伝説の舞台って聞いていたやつを、ついに観ました。

明石家さんまさんが座長で、生瀬勝久氏と組んだお芝居は何年かおきにやるんですが、これが一番最初にやった芝居です。脚本は生瀬さん、演出は土田さんというコンビです。2000年、2001年と上演され、久しぶりの再演。

舞台は、先の大戦の中国大陸。大阪出身ばかりを集めた訓練兵の分隊での話。そこの兵隊長、木下は元漫才師。訓練中のケガで野戦病院にいったん入院し、そこで元相方の水嶋と再会する。木下は、高座に穴をあけ失踪した水嶋を恨んでいた。一方、水嶋は相変わらずのマイペースで、でまかせとウソと詭弁をつかい、何とか軍を逃げだそうとしていた。そこに慰問団がやってくるという情報が。水嶋はみんなにある提案をし、同じく脱走を考えていた兵士や他の兵士の色々な思いを盛り上げる。木下はどうにかして水嶋を殺そうとするが・・・・・・。一応ネタバレになるので、あらすじはこのくらいで。

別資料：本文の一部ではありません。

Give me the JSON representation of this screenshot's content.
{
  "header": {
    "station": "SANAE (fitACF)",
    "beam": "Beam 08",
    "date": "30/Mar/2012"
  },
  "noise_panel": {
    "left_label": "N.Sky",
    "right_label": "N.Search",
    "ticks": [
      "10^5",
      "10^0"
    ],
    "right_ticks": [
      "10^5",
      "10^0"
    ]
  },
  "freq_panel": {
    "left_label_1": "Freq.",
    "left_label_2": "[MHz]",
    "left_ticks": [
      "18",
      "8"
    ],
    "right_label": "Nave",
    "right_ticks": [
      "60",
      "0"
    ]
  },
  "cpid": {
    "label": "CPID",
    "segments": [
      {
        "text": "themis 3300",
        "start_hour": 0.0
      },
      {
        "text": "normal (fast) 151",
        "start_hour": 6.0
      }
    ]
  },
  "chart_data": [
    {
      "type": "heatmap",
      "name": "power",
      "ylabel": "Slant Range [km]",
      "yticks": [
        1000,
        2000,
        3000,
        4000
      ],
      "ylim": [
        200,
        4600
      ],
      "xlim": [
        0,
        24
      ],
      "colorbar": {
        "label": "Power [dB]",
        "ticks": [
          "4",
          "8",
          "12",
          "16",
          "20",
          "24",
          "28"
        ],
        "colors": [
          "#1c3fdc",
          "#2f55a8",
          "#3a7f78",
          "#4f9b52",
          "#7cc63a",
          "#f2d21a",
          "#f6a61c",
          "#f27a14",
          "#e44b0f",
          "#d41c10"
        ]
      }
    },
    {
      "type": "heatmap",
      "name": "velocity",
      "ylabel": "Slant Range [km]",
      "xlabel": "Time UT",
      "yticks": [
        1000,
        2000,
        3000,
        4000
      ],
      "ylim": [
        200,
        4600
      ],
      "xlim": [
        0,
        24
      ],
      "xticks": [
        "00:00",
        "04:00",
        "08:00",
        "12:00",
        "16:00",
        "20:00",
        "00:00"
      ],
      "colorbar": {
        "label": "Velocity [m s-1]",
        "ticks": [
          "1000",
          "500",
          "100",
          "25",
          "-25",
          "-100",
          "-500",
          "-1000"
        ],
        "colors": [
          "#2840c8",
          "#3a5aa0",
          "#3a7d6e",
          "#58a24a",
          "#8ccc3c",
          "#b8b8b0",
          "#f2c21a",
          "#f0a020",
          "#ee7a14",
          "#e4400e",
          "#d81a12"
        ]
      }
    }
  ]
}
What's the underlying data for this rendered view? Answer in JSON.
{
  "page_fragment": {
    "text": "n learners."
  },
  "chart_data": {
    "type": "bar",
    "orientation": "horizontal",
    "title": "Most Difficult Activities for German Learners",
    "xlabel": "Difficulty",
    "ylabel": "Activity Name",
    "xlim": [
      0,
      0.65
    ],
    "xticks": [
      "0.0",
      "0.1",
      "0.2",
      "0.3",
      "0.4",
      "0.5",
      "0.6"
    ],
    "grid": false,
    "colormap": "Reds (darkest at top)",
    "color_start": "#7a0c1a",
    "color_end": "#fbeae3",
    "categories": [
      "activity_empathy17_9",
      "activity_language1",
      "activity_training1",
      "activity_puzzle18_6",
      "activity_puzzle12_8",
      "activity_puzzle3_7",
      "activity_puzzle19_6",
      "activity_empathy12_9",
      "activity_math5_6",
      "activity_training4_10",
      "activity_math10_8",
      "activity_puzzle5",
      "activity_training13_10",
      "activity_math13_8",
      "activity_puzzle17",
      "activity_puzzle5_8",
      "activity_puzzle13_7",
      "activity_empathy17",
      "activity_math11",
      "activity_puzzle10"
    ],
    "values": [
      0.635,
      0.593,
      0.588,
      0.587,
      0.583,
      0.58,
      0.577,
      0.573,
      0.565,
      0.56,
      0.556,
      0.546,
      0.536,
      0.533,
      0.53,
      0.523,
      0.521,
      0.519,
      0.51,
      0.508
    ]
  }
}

感想。このコンビの芝居は三作目から観てますが、さんまさんなくしては成り立たないであろう芝居です。
とにかく・・・・長い。今回も3時間超えの休憩なし。
これ、生瀬さんは「極限状態において、さんまちゃんみたいな男はどうなるのか???」ということで、脚本を書いたっていう話で、だから舞台が戦争なのですよね。
なんか、あの芝居をこなすのが戦争っていう気もするくらい、出てる方も観る方もハードです。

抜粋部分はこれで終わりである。